P.S. I Love You
Just What the Romance Doc Ordered

Before P.S. I Love You hits the theaters, I am rushing online to reserve DVDs of everything in which Gerard Butler and Jeffrey Dean Morgan have had roles. Once the movie is generally released, I believe the men will be responding in the same way to Hilary Swank. This movie is the best romantic drama/comedy to come through the projector in some time.

Holly and Gerry Kennedy (Swank and Butler) love each other passionately but the passion bristles with the pins of Holly’s neuroses about being responsible and having set plans and goals versus Gerry’s care free, joie d’vivre approach to life. When Gerry dies unexpectedly, Holly discovers that he has left a legacy of letters that are carefully thought out and delivered at perfect moments and are meant to help Holly move on in life and find love and purpose again. The movie is the story of her journey and to say more would completely spoil the fun but I will tell you that I intend to add P.S. I Love You to my collection when it finally is released for home viewing.
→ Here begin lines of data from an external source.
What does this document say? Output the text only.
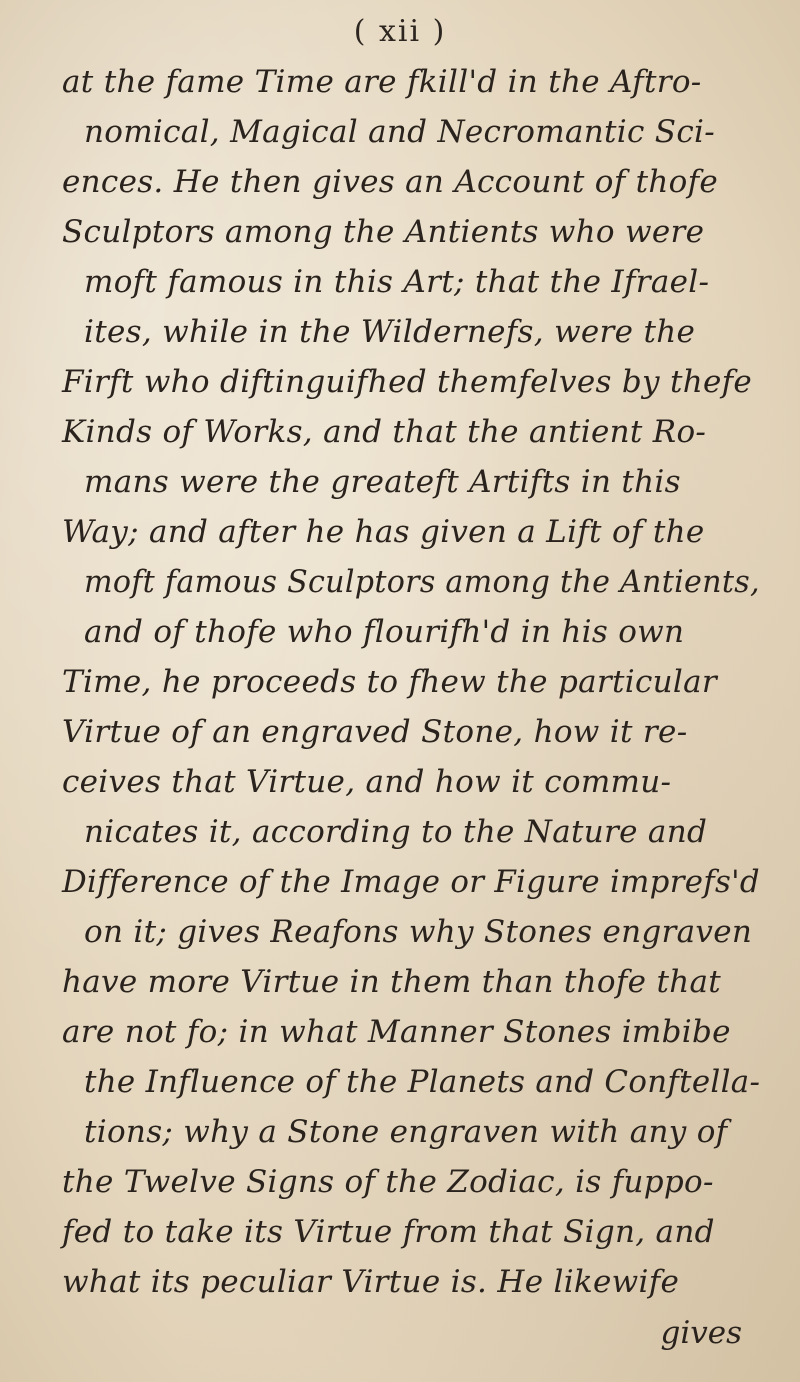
( xii )
at the fame Time are fkill'd in the Aftro-
nomical, Magical and Necromantic Sci-
ences. He then gives an Account of thofe
Sculptors among the Antients who were
moft famous in this Art; that the Ifrael-
ites, while in the Wildernefs, were the
Firft who diftinguifhed themfelves by thefe
Kinds of Works, and that the antient Ro-
mans were the greateft Artifts in this
Way; and after he has given a Lift of the
moft famous Sculptors among the Antients,
and of thofe who flourifh'd in his own
Time, he proceeds to fhew the particular
Virtue of an engraved Stone, how it re-
ceives that Virtue, and how it commu-
nicates it, according to the Nature and
Difference of the Image or Figure imprefs'd
on it; gives Reafons why Stones engraven
have more Virtue in them than thofe that
are not fo; in what Manner Stones imbibe
the Influence of the Planets and Conftella-
tions; why a Stone engraven with any of
the Twelve Signs of the Zodiac, is fuppo-
fed to take its Virtue from that Sign, and
what its peculiar Virtue is. He likewife
gives
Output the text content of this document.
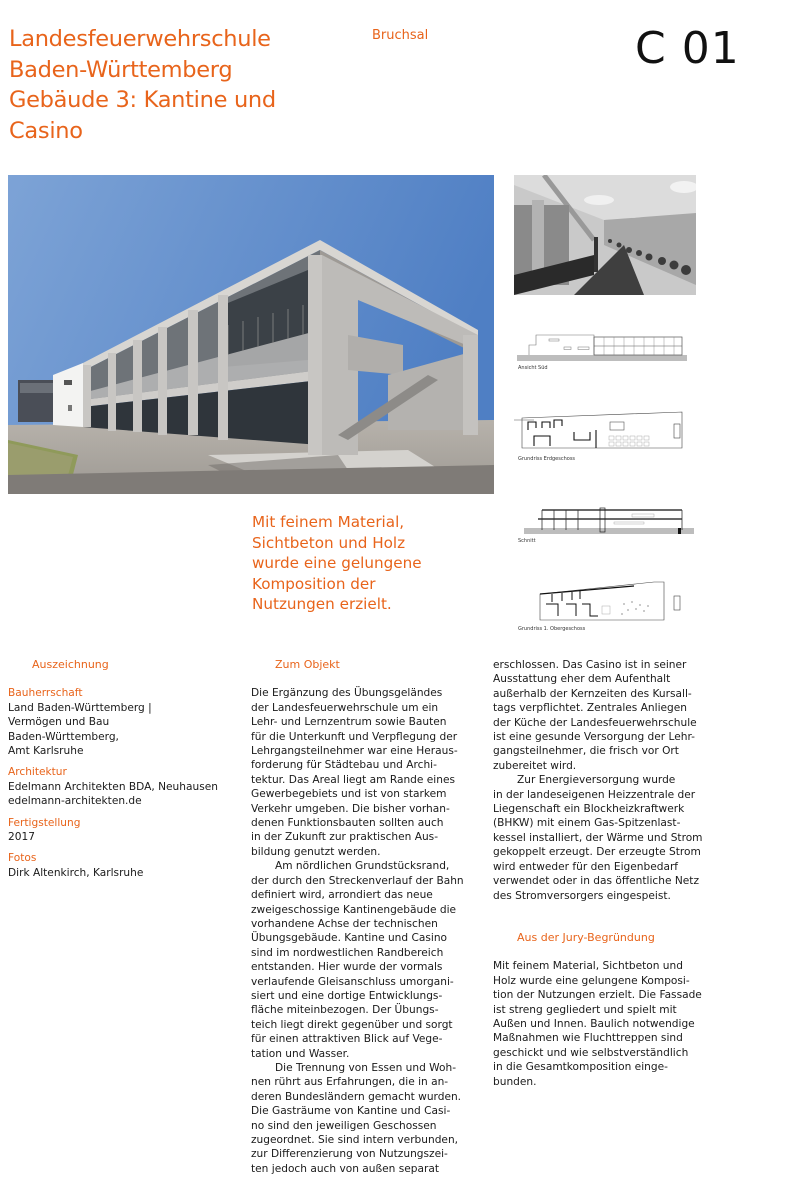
Landesfeuerwehrschule
Baden-Württemberg
Gebäude 3: Kantine und
Casino
Bruchsal	C 01
Ansicht Süd
Grundriss Erdgeschoss
Schnitt
Grundriss 1. Obergeschoss
Mit feinem Material,
Sichtbeton und Holz
wurde eine gelungene
Komposition der
Nutzungen erzielt.
Auszeichnung
Bauherrschaft
Land Baden-Württemberg |
Vermögen und Bau
Baden-Württemberg,
Amt Karlsruhe
Architektur
Edelmann Architekten BDA, Neuhausen
edelmann-architekten.de
Fertigstellung
2017
Fotos
Dirk Altenkirch, Karlsruhe
Zum Objekt
Die Ergänzung des Übungsgeländes
der Landesfeuerwehrschule um ein
Lehr- und Lernzentrum sowie Bauten
für die Unterkunft und Verpflegung der
Lehrgangsteilnehmer war eine Heraus-
forderung für Städtebau und Archi-
tektur. Das Areal liegt am Rande eines
Gewerbegebiets und ist von starkem
Verkehr umgeben. Die bisher vorhan-
denen Funktionsbauten sollten auch
in der Zukunft zur praktischen Aus-
bildung genutzt werden.
Am nördlichen Grundstücksrand,
der durch den Streckenverlauf der Bahn
definiert wird, arrondiert das neue
zweigeschossige Kantinengebäude die
vorhandene Achse der technischen
Übungsgebäude. Kantine und Casino
sind im nordwestlichen Randbereich
entstanden. Hier wurde der vormals
verlaufende Gleisanschluss umorgani-
siert und eine dortige Entwicklungs-
fläche miteinbezogen. Der Übungs-
teich liegt direkt gegenüber und sorgt
für einen attraktiven Blick auf Vege-
tation und Wasser.
Die Trennung von Essen und Woh-
nen rührt aus Erfahrungen, die in an-
deren Bundesländern gemacht wurden.
Die Gasträume von Kantine und Casi-
no sind den jeweiligen Geschossen
zugeordnet. Sie sind intern verbunden,
zur Differenzierung von Nutzungszei-
ten jedoch auch von außen separat
erschlossen. Das Casino ist in seiner
Ausstattung eher dem Aufenthalt
außerhalb der Kernzeiten des Kursall-
tags verpflichtet. Zentrales Anliegen
der Küche der Landesfeuerwehrschule
ist eine gesunde Versorgung der Lehr-
gangsteilnehmer, die frisch vor Ort
zubereitet wird.
Zur Energieversorgung wurde
in der landeseigenen Heizzentrale der
Liegenschaft ein Blockheizkraftwerk
(BHKW) mit einem Gas-Spitzenlast-
kessel installiert, der Wärme und Strom
gekoppelt erzeugt. Der erzeugte Strom
wird entweder für den Eigenbedarf
verwendet oder in das öffentliche Netz
des Stromversorgers eingespeist.
Aus der Jury-Begründung
Mit feinem Material, Sichtbeton und
Holz wurde eine gelungene Komposi-
tion der Nutzungen erzielt. Die Fassade
ist streng gegliedert und spielt mit
Außen und Innen. Baulich notwendige
Maßnahmen wie Fluchttreppen sind
geschickt und wie selbstverständlich
in die Gesamtkomposition einge-
bunden.
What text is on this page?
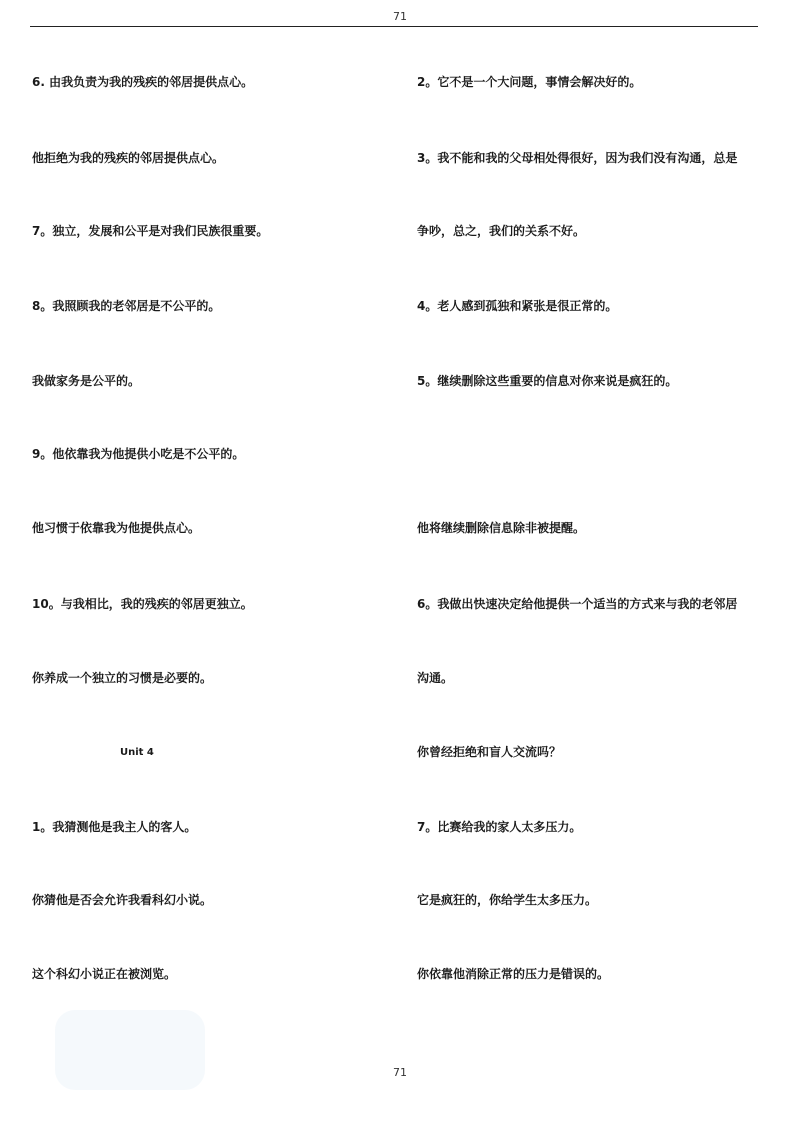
71
6. 由我负责为我的残疾的邻居提供点心。
他拒绝为我的残疾的邻居提供点心。
7。独立，发展和公平是对我们民族很重要。
8。我照顾我的老邻居是不公平的。
我做家务是公平的。
9。他依靠我为他提供小吃是不公平的。
他习惯于依靠我为他提供点心。
10。与我相比，我的残疾的邻居更独立。
你养成一个独立的习惯是必要的。
Unit 4
1。我猜测他是我主人的客人。
你猜他是否会允许我看科幻小说。
这个科幻小说正在被浏览。
2。它不是一个大问题，事情会解决好的。
3。我不能和我的父母相处得很好，因为我们没有沟通，总是
争吵，总之，我们的关系不好。
4。老人感到孤独和紧张是很正常的。
5。继续删除这些重要的信息对你来说是疯狂的。
他将继续删除信息除非被提醒。
6。我做出快速决定给他提供一个适当的方式来与我的老邻居
沟通。
你曾经拒绝和盲人交流吗？
7。比赛给我的家人太多压力。
它是疯狂的，你给学生太多压力。
你依靠他消除正常的压力是错误的。
71
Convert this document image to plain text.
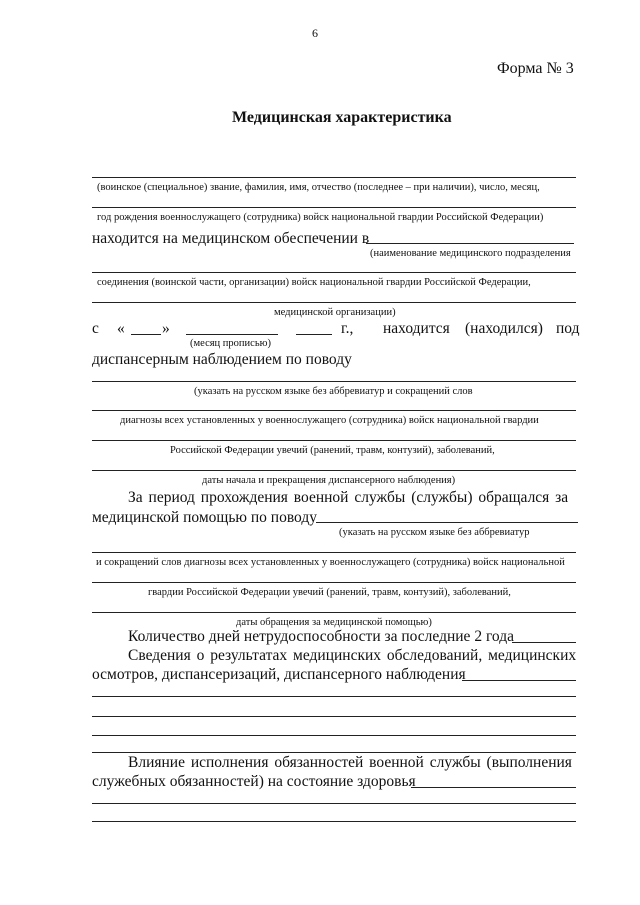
6
Форма № 3
Медицинская характеристика
(воинское (специальное) звание, фамилия, имя, отчество (последнее – при наличии), число, месяц,
год рождения военнослужащего (сотрудника) войск национальной гвардии Российской Федерации)
находится на медицинском обеспечении в
(наименование медицинского подразделения
соединения (воинской части, организации) войск национальной гвардии Российской Федерации,
медицинской организации)
с « »	г., находится (находился) под
(месяц прописью)
диспансерным наблюдением по поводу
(указать на русском языке без аббревиатур и сокращений слов
диагнозы всех установленных у военнослужащего (сотрудника) войск национальной гвардии
Российской Федерации увечий (ранений, травм, контузий), заболеваний,
даты начала и прекращения диспансерного наблюдения)
За период прохождения военной службы (службы) обращался за
медицинской помощью по поводу
(указать на русском языке без аббревиатур
и сокращений слов диагнозы всех установленных у военнослужащего (сотрудника) войск национальной
гвардии Российской Федерации увечий (ранений, травм, контузий), заболеваний,
даты обращения за медицинской помощью)
Количество дней нетрудоспособности за последние 2 года
Сведения о результатах медицинских обследований, медицинских
осмотров, диспансеризаций, диспансерного наблюдения
Влияние исполнения обязанностей военной службы (выполнения
служебных обязанностей) на состояние здоровья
Richard LaGravenese, director of P.S. I Love You

Since I cannot reveal a lot about the plot line, allow me to wax poetic about the cast. Hilary Swank is nothing short of dynamic; and it is such a pleasure to see her comedic side along with her dramatic talents. She has the audience in the palm of her hand, experiencing every emotion right along with her. Team this with my opinion that she is drop dead gorgeous and wears lingerie without looking like a tart, and you’ve definitely got a recipe for success.

Ladies…if you thought Gerard Butler was beautiful as Leonidas in 300, you don’t really know him until you’ve seen his comedic and romantic sides. He and Swank are pure magic together, as are Jeffrey Dean Morgan and Swank when they meet later in the film. These men are hunks with brains—a combination rapidly approaching the Endangered Species List. And, Butler holds up quite nicely without a computer enhanced six-pack!

The peripheral cast is also quit pleasing with the exception of one discordant note in Lisa Kudrow. She just does not seem able to leave Phoebe (Friends) behind and although her character in P.S. I Love You does not distract from the movie as a whole, her Denise could have been left out without damage to the screenplay.

Richard LaGravenese, who co-wrote and directed this film, succeeds in presenting a work of great beauty with locations in New York City and Ireland. He uses some very interesting and unexpected camera angles that surprise, yet delight. His direction of the camera brings out the best in his settings and actors and “loves” them lavishly. Even the froggy Henry Connick, Jr., who plays the scruffy socially inept nonconformist that thinks Holly should begin again with him, becomes a prince in the eye of the camera.

The cinema has needed a really great love story for some time. P.S. I Love You fulfills a longing for the desire to get away from happily-ever-after and into the exploration of relationships in which real people can see themselves. This film explores the struggle of mixing different ideologies and blending lives, maintaining autonomy while also uniting into one. The complete honesty of the emotions—pathos, laughter, anger, sorrow, love…even hatred at timesis experiential. Gerry and Holly are real people into which creators LaGravenese, Butler, and Swank never insinuate themselves.

LaGravenese also thoroughly explores the process of grieving and how attitudes about what is proper and what isn’t differ greatly among people. The epiphany reached through Holly’s pursuit of purpose is really quite unexpected. Holly, who thought she was the adult, grows up through the process of being tested and fired in the kiln of pain and grief that are part of life. Kathy Bates (who plays Holly’s mother) has two of the best lines in the film. After the delivery of the last letter, mom has this to say:

If we are alone in this (grief and suffering), well, then we are together in that, too. This life… none of us survive it.

It is the simplicity of these statements of the common condition of every human being that makes us realize that we are never alone and we all have to live the reality of suffering and eventual death.

P.S. I Love You is rated PG-13 for “sexual references and brief nudity.” The only blatant nudity is a view of Jeffrey Dean Morgan’s backside, but there are several scenes of activity under the covers and walking around in underwear. This is not a children’s movie. Only people who understand the difficulty of building and maintaining adult relationships will get the humor and appreciate the struggle. This is a great date movie for those married or unmarried. The married will recognize much about themselves and the unmarried will get a look at what might be ahead for them.

Courtesy of a local publicist, Kathy attended a promotional screening of P.S. I Love You.